Log Replication: Keeping Everyone Synced#
Once you have a leader, the hard work begins: replicating the state machine log.
- Client Sends Command: The client sends a command (e.g., “Set Key X to Value Y”) to the Leader.
- Leader Appends to Log: The Leader appends the command as a new entry in its own log.
- Leader Sends AppendEntries: The Leader sends this new entry (along with previous entries for consistency checks) to each Follower via an AppendEntries RPC.
- Followers Acknowledge: Followers append the entry to their logs and reply to the Leader.
- Leader Commits: Once a majority of Followers have acknowledged the entry, the Leader “commits” it. This means the Leader guarantees that entry will be persisted and eventually applied by all healthy servers.
- Leader Applies Command: The Leader applies the command to its state machine and responds to the client.
- Followers Apply: Followers also apply committed entries to their state machines.
Crucially, if a Follower is behind, the Leader will keep sending it entries until it catches up. If a Follower has a different log, the Leader will backtrack it by forcing it to delete conflicting entries and resync.
Safety Guarantees#
Raft provides several safety properties:
- Election Safety: Only one leader can be elected in a given term.
- Leader Append-Only: A Leader only appends to its log; it never overwrites or deletes entries.
- Log Matching: If two logs contain an entry with the same index and term, then the logs are identical in all preceding entries.
These rules ensure that the system remains consistent and doesn’t diverge.
What I’m Learning#
I used to think consensus was pure magic. How do you get everyone to agree when the network is trying its best to tear you apart?
Raft’s brilliance is in its simplicity (relative to Paxos, anyway). It breaks down the problem into understandable parts: get a leader, then replicate the log.

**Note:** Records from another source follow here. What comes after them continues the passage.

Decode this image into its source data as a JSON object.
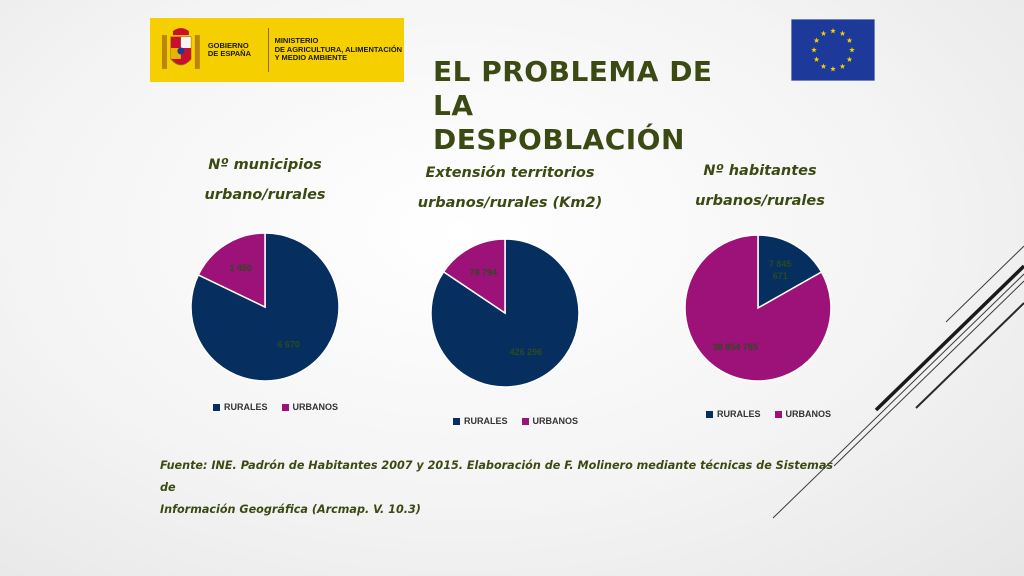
{
  "header": {
    "gov_line1": "GOBIERNO\nDE ESPAÑA",
    "gov_line2": "MINISTERIO\nDE AGRICULTURA, ALIMENTACIÓN\nY MEDIO AMBIENTE",
    "gov_color": "#f6cf00",
    "eu_flag_color": "#1d3a9a",
    "eu_star_color": "#f6cf00"
  },
  "title": "EL PROBLEMA DE LA\nDESPOBLACIÓN",
  "colors": {
    "rurales": "#062e5e",
    "urbanos": "#9c1279",
    "label": "#2c4a1e",
    "title": "#3b4a12"
  },
  "chart_data": [
    {
      "type": "pie",
      "title": "Nº municipios\nurbano/rurales",
      "categories": [
        "RURALES",
        "URBANOS"
      ],
      "values": [
        6670,
        1450
      ],
      "value_labels": [
        "6 670",
        "1 450"
      ],
      "legend": "bottom"
    },
    {
      "type": "pie",
      "title": "Extensión territorios\nurbanos/rurales (Km2)",
      "categories": [
        "RURALES",
        "URBANOS"
      ],
      "values": [
        426296,
        78794
      ],
      "value_labels": [
        "426 296",
        "78 794"
      ],
      "legend": "bottom"
    },
    {
      "type": "pie",
      "title": "Nº habitantes\nurbanos/rurales",
      "categories": [
        "RURALES",
        "URBANOS"
      ],
      "values": [
        7845671,
        38854755
      ],
      "value_labels": [
        "7 845\n671",
        "38 854 755"
      ],
      "legend": "bottom"
    }
  ],
  "source": "Fuente: INE. Padrón de Habitantes 2007 y 2015. Elaboración de F. Molinero mediante técnicas de Sistemas de\nInformación Geográfica (Arcmap. V. 10.3)"
}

The rules for each part are explicit.
The trade-off, as we saw with the CAP theorem, is that in a partition, the CP nature of Raft means part of the system will likely become Unavailable to maintain that precious consistency. The leader might step down, or new writes might be blocked until the network heals. That’s the price of guaranteed correctness.
It’s a cornerstone for building reliable distributed systems that need to stay in sync.
What distributed systems do you use daily that rely on consensus?